Akdağ'dan atletlere tepki

TUYUB Yönetim Kurulu Başkanı Önder Akdağ, 28 Nisan Pazar günü gerçekleştirilen 5'inci Sınırsız Dostluk Yarı Maratonu'nun ardından gerçekleştirdiği değerlendirme toplantısında, maratonun 10 kilometre kategorisine katılarak, dönüş yerinde yaptıkları hata nedeniyle diskalifiye Hasan Tek ve Elif Mert'e tepki gösterdi. Akdağ, Tek'in hiçbir zaman milli atlet olmadığını ve organizasyonu sabote etmeye çalıştığını söylerken Mert'in de hakkını arama yolunun yanlış olduğunu belirterek 'Kendini yerlere atıyorsan bunun altında başka bir şey vardır' dedi.

Akdağ'dan atletlere tepki
TAKİP ET Google News ile Takip Et

Türk Yunan Bulgar Dostluk Grubu Derneği (TUYUB) Yönetim Kurulu Başkanı Önder Akdağ, 28 Nisan Pazar günü gerçekleştirilen 5'inci Sınırsız Dostluk Yarı Maratonu'nun ardından değerlendirme toplantısı gerçekleştirdi. Dernek binasında gerçekleşen toplantıda Akdağ, maratonun 10 kilometre kategorisine katılarak, dönüş yerinde yaptıkları hata nedeniyle diskalifiye olan atletlere tepki gösterdi. Akdağ, açıklamalarına 1 Mayıs İşçi Bayramı'nı kutlayarak başladı. 28 Nisan Pazar günü, 5'inci Sınırsız Dostluk Yarı Maratonu'nu gerçekleştirdiklerini söyleyen Akdağ; 'Engellilerle başladık ve en büyük gururumuz buydu. Akabinde 10 kilometre ve 21 kilometrenin başlangıcını yaptık. Bu tür aktivitelerde maalesef bazı olumsuzluklar yaşanabiliyor. İtirazlar oluyor, hakkının yendiğini düşünenler olabiliyor ki bunlar çok doğaldır. Hiçbir şeyi mükemmel yapmak mümkün değil. Özeleştiri yaparsak, bizim de eksikliklerimiz olabilir. Bundan yana hiçbir kaygı yok. Bir eksik varsa da yönetim kurulu adına mesuliyeti de üzerimize alırız. Bundan yana hiç kimsenin kuşkusu olmasın' ifadelerine yer verdi.

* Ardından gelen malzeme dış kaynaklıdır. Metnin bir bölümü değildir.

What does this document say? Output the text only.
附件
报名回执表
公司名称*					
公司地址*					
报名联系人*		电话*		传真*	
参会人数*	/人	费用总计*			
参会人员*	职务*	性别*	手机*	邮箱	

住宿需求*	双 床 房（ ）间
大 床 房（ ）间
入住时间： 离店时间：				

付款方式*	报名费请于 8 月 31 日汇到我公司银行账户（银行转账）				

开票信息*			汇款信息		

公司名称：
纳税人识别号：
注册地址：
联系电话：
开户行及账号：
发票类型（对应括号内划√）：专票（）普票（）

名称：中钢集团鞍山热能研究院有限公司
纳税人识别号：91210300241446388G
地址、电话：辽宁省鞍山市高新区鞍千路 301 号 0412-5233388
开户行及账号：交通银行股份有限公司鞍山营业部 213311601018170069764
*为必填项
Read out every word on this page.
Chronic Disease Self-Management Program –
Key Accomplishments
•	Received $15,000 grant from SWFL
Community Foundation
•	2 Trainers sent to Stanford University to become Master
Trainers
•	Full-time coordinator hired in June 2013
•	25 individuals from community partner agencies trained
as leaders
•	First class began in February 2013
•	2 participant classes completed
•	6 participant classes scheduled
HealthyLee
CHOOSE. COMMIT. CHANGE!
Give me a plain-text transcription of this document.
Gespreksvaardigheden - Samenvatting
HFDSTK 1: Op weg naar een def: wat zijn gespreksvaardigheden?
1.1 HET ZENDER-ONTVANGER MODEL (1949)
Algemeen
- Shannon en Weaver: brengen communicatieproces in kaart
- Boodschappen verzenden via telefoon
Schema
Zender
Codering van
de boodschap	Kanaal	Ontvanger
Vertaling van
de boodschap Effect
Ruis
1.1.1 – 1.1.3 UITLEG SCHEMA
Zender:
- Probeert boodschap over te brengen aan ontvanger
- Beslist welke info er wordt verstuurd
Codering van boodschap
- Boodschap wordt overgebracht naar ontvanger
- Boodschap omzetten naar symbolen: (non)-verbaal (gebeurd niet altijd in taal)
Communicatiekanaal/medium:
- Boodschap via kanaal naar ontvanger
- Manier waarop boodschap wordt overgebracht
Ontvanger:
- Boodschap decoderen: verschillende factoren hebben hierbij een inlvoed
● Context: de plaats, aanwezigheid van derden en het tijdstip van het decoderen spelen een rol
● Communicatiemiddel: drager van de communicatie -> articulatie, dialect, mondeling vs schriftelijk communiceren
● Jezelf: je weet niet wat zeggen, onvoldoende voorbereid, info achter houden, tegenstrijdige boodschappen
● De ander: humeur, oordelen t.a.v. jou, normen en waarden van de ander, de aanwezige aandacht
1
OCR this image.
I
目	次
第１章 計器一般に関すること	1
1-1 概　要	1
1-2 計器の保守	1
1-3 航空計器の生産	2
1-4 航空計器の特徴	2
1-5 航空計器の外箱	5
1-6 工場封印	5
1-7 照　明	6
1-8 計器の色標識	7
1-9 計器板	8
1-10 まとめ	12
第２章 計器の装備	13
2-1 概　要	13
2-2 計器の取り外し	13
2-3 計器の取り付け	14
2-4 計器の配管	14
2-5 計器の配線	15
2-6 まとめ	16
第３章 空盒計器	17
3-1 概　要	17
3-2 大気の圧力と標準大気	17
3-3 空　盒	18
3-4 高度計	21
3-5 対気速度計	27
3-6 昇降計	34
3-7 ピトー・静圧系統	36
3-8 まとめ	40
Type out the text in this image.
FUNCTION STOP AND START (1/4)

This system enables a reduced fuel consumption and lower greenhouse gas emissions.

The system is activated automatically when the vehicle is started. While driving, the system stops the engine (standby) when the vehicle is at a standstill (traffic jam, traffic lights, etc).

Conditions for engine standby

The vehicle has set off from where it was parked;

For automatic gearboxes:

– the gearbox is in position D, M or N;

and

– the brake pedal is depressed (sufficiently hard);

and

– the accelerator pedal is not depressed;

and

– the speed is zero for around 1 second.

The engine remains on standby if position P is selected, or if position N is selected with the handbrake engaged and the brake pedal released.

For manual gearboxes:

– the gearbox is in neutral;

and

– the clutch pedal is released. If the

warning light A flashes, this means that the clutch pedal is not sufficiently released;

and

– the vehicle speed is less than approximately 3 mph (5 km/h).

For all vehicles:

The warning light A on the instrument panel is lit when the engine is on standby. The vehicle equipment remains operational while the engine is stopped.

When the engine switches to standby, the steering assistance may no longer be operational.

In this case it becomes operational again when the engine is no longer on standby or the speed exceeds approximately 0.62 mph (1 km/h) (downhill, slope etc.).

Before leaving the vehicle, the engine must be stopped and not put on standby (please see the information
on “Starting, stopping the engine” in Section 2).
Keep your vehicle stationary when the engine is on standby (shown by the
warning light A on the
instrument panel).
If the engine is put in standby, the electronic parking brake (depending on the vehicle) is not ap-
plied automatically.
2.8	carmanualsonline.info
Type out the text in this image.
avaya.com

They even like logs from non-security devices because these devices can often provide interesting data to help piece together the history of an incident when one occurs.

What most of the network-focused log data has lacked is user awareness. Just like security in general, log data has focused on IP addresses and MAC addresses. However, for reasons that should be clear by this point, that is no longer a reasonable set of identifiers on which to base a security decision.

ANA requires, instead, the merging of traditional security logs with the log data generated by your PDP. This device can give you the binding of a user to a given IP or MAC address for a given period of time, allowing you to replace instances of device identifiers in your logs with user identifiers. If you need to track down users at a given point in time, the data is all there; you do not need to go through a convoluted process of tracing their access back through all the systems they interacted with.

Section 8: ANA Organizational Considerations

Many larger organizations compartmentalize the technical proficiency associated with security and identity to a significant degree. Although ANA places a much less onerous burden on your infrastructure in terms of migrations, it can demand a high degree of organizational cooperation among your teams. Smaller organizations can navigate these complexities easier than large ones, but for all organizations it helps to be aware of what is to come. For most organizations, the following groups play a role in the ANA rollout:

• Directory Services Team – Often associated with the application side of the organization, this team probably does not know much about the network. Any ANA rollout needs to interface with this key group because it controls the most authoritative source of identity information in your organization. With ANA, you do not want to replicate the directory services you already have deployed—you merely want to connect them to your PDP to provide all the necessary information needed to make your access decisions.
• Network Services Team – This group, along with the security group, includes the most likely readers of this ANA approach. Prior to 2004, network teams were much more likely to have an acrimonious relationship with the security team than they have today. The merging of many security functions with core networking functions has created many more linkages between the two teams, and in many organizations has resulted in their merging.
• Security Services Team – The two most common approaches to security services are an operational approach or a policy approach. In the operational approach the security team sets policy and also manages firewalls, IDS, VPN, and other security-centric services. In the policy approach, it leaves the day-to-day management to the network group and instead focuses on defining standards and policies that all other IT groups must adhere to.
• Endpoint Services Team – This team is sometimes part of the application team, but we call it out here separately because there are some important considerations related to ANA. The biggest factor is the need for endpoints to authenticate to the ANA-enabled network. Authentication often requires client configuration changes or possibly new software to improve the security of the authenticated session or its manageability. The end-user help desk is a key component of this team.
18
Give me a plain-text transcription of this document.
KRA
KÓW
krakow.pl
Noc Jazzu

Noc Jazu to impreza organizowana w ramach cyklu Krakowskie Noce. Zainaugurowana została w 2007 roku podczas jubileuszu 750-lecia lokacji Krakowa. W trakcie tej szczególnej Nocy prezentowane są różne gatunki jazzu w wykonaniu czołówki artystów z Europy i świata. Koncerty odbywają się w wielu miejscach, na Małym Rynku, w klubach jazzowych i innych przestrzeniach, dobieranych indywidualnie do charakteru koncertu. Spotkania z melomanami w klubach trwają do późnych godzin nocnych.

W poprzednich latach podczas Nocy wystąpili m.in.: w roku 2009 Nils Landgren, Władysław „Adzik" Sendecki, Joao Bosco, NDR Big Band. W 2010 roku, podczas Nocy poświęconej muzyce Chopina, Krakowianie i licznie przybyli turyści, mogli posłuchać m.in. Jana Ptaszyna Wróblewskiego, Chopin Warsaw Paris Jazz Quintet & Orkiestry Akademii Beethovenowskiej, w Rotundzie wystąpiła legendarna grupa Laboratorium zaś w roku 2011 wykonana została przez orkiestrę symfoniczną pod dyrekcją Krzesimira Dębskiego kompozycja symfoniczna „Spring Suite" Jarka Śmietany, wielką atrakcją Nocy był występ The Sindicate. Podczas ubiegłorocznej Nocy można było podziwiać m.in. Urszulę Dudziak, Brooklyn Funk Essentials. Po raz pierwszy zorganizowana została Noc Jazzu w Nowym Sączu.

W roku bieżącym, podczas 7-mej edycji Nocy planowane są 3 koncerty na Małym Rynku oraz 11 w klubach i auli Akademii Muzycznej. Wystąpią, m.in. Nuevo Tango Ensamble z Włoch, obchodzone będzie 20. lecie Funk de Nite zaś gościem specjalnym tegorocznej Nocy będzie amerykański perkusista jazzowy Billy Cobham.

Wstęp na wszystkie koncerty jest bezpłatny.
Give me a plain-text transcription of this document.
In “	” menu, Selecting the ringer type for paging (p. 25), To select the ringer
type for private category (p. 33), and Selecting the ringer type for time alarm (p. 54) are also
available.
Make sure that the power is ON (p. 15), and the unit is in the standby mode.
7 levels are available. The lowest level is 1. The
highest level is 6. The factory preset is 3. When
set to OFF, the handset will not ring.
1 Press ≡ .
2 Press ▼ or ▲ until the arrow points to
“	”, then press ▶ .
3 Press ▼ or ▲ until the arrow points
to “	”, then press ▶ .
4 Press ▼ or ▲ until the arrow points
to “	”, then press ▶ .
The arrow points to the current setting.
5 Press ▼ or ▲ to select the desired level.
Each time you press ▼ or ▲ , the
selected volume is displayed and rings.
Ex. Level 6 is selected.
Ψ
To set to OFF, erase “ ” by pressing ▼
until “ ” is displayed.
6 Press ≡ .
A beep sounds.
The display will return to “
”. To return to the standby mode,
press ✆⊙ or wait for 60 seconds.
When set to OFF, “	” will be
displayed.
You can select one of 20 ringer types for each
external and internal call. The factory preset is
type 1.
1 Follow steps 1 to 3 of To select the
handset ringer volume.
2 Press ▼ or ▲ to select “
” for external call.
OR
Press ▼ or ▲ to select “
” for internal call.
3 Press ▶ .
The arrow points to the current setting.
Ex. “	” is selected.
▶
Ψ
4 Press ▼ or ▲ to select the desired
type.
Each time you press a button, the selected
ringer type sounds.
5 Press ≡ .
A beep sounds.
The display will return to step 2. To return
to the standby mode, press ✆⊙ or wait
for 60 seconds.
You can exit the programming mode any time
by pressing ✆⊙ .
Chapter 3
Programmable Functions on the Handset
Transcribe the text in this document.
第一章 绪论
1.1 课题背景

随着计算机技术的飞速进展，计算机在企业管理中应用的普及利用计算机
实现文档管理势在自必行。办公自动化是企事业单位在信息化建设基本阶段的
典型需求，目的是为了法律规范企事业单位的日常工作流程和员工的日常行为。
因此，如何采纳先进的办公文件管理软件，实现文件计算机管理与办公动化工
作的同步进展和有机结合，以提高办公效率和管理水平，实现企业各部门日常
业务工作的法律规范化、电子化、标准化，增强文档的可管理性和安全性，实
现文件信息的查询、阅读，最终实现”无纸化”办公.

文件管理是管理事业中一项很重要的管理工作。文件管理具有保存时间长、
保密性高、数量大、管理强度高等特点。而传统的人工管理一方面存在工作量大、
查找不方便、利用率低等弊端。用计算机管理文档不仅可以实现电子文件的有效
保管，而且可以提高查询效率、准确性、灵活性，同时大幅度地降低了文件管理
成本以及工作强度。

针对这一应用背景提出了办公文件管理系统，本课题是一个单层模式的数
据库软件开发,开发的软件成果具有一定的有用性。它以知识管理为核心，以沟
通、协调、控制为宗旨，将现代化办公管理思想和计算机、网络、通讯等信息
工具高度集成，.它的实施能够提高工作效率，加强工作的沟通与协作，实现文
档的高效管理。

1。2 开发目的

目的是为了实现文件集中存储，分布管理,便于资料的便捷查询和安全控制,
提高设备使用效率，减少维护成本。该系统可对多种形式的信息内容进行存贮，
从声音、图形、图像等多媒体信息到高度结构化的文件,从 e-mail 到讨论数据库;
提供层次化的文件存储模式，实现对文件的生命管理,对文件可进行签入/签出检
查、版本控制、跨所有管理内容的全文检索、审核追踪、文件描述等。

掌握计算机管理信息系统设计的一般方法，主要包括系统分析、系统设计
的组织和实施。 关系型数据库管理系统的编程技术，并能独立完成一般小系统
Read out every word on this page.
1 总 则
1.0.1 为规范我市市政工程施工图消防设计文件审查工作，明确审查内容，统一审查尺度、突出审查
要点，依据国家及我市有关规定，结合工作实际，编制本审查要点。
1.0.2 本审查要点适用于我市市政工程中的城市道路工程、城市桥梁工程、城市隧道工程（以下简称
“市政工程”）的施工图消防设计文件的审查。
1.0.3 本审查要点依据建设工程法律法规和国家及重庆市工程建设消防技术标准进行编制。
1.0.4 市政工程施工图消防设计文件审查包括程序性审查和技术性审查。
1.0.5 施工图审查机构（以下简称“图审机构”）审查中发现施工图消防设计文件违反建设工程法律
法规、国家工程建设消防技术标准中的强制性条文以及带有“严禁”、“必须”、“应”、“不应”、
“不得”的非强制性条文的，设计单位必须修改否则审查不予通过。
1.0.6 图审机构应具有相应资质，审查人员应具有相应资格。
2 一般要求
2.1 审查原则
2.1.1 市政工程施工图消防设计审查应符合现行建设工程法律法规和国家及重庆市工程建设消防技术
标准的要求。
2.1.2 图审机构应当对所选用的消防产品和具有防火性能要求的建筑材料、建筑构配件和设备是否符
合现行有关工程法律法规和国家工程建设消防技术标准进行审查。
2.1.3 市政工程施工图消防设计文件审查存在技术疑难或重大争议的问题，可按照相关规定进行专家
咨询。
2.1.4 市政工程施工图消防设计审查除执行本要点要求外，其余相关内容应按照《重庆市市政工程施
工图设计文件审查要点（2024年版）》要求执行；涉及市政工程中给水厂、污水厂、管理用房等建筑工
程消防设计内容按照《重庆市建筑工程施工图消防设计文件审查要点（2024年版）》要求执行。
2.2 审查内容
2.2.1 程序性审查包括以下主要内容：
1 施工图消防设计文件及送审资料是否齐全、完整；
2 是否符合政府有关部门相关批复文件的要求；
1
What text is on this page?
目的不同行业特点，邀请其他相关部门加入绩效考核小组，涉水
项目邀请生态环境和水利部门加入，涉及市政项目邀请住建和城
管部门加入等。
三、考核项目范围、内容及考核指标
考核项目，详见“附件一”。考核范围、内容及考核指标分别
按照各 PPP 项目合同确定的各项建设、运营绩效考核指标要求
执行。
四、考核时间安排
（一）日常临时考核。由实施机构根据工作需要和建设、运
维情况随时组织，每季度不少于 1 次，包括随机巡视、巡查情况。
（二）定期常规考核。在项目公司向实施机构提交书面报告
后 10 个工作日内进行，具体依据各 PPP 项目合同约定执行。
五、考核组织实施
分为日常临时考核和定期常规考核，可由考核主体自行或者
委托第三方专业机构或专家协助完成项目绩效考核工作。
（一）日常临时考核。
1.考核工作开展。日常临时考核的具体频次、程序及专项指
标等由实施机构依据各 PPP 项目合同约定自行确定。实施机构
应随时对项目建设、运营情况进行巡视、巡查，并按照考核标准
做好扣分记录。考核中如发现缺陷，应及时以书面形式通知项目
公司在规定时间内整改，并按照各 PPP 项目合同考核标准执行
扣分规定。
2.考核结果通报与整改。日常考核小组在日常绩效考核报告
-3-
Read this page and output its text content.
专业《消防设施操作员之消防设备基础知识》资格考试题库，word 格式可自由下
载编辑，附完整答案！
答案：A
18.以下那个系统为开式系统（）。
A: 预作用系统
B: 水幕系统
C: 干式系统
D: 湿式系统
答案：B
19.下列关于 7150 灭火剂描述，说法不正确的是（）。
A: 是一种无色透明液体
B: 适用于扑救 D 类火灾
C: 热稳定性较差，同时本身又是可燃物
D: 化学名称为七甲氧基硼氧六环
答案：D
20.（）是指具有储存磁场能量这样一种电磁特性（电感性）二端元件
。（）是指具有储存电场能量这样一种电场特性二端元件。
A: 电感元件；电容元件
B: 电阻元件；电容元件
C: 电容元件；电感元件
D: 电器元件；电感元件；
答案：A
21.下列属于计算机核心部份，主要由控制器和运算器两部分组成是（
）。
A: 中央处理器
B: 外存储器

5'inci Sınırsız Dostluk Yarı Maratonu'nun organizasyonunu TUYUB'un, denetleme ve kontrolünün ise Atletizm Federasyonu tarafından yapıldığını belirten Akdağ; 'Aktivitemizde Federasyon Asbaşkanı vardı ki kendisi aynı zamanda maraton gözlemcisidir. Ulusal ve uluslararası hakemlerden oluşan bir hakem komitesi var. Olabilecek her türlü olasılığı bu hakemler değerlendiriyor. Parkur üzerinde 10 kilometre dönüşünün olduğu yerde hakemin, uyarının ve işaretin dışında başka bir sorumluluğu yoktur. Hakem, 10 kilometreyi geçtiği için hiçbir sporcuyu arkasından koşarak kolundan tutup geri getirmez. İşaretini verir, buradaki sorumluluk hem sporcu, hem de hakem üzerindedir. Birinci sorumluluk sporcudadır. Parkurun dışına çıkmamak ve dönülmesi gereken yere dikkat etmek gerekir. Bütün atletlerin kolunda profesyonel saatler vardır ve bunlarla koşarlar. Orada bir uyarı levhası yoksa bile kolunuzdaki saatten diskalifiye olmamak adına kendinizi korumaya alırsınız ve dönüşünüzü yaparsanız' dedi.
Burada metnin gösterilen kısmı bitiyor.